Clippy and rustfmt are enforced via CI, and they are quite opinionated on many matters of style.

Consider also familiarizing yourself with the Rust API guidelines, which summarize many lessons learned by the Rust team as they designed the standard library. Not all of these guidelines generalize well to application code, so use your judgement.1

1 For example, the C-EXAMPLE guideline suggests that all public items (modules, traits, structs, enums, functions, methods, macros, and type definitions) should have rustdoc examples. This is a great standard for libraries, but total overkill for a fast-moving startup like Materialize.

Tokio-specific

You should use the spawn and spawn_blocking functions in the ore::task module as opposed to the native. There is also a RuntimeExt trait that adds spawn_named and spawn_blocking_named to Arc<Runtime> and Handle from tokio. They are named different as to avoid clashing with inherent methods.
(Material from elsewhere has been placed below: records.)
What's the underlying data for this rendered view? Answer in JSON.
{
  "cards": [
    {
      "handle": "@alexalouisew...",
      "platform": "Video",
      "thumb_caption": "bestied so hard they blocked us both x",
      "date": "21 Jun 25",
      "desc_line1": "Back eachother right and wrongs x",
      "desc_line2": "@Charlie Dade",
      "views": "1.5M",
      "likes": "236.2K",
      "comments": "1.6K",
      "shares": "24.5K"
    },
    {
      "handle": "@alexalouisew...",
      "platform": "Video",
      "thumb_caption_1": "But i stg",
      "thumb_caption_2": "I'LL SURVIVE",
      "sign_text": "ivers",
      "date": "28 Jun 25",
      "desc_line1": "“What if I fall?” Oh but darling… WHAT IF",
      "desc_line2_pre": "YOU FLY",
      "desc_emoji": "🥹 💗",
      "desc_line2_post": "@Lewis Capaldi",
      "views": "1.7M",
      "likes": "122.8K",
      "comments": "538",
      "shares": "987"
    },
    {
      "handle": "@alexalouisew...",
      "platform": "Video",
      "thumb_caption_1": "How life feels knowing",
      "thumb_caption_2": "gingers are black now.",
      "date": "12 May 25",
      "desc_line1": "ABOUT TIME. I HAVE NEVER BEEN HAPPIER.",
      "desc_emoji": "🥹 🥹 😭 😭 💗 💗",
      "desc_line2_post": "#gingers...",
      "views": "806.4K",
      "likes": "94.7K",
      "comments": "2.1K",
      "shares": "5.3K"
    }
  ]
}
These functions require a closure that produces a name for the task, to improve the use of tokio-console

Test-specific

You should prefer to panic in tests rather than returning an error. Tests that return errors do not produce useful backtraces and instead just point to the line in libtest that asserts that the test didn't return an error. Panics will produce useful backtraces that include the line where the panic occurred. This is especially useful for debugging flaky tests in CI.